CI codecov Crates.io License: MIT Discord governed by govctl

A governance harness for AI coding.
Turn prompts and patches into RFCs, ADRs, work items, and guarded delivery.

govctl hero illustration showing AI coding workflows flowing through RFCs, ADRs, work items, and guards into reviewed delivery


govctl is a governance-as-code CLI for teams using AI to build software seriously.

It gives AI-assisted development a control plane that lives in your repo:

  • RFCs say what must be true
  • ADRs record why a design was chosen
  • Work items track execution and acceptance criteria
  • Verification guards enforce executable completion gates

The point is not bureaucracy. The point is that AI-generated changes become reviewable, traceable, and phase-gated.

Why govctl

Most AI coding tools optimize for generation. govctl optimizes for delivery.

Without explicit governance, teams drift into the same pattern:

  • ideas jump straight into implementation
  • decisions live in chat history instead of artifacts
  • code and specs diverge silently
  • "done" means "the agent stopped typing", not "the work passed verification"

govctl closes that gap by making governed artifacts, lifecycle, and verification part of the normal workflow.

Without govctl:
  prompt -> code -> drift -> arguments

With govctl:
  RFC / ADR -> work item -> guarded implementation -> stable history

What Makes It Different

1. Spec-first by default

govctl is built around the idea that implementation follows governed artifacts.

In practice, that means:

  • RFCs describe externally relevant behavior and constraints
  • ADRs record design choices and trade-offs
  • work items execute against those artifacts
  • verification guards and lifecycle gates decide when work is actually done

Instead of treating prompts as the source of truth, the source of truth becomes governed artifacts in the repository.
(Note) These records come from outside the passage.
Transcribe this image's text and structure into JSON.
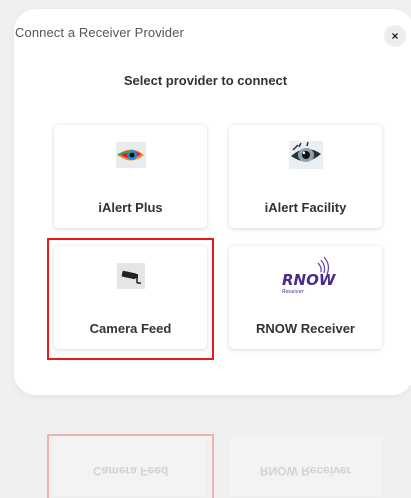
{
  "dialog": {
    "title": "Connect a Receiver Provider",
    "close_label": "×",
    "subtitle": "Select provider to connect"
  },
  "providers": [
    {
      "label": "iAlert Plus",
      "icon": "eye-color-icon",
      "selected": false
    },
    {
      "label": "iAlert Facility",
      "icon": "eye-dark-icon",
      "selected": false
    },
    {
      "label": "Camera Feed",
      "icon": "security-camera-icon",
      "selected": true
    },
    {
      "label": "RNOW Receiver",
      "icon": "rnow-logo-icon",
      "logo_text": "RNOW",
      "logo_sub": "Receiver",
      "selected": false
    }
  ],
  "colors": {
    "selection": "#e8191a",
    "rnow_purple": "#4a2b8c"
  }
}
2. Artifacts are the control plane

govctl does not hide governance behind a web app or an MCP server.

Artifacts live in gov/ as TOML files with schema headers, references, and stable CLI access. That means:

  • changes are diffable
  • decisions are reviewable in PRs
  • agents can operate against files and commands you already understand

3. One CLI agents can reliably operate

The CLI is the operating surface for agents:

  • list, show, get, edit
  • resource-specific lifecycle verbs like adr accept, rfc advance, rfc supersede, and work move
  • path-first mutation through edit
  • explicit help text designed to act as a reliable command contract

This matters because agent workflows get better when the interface is stable, local, and inspectable.

4. Works in brownfield repositories

This is not only for greenfield projects.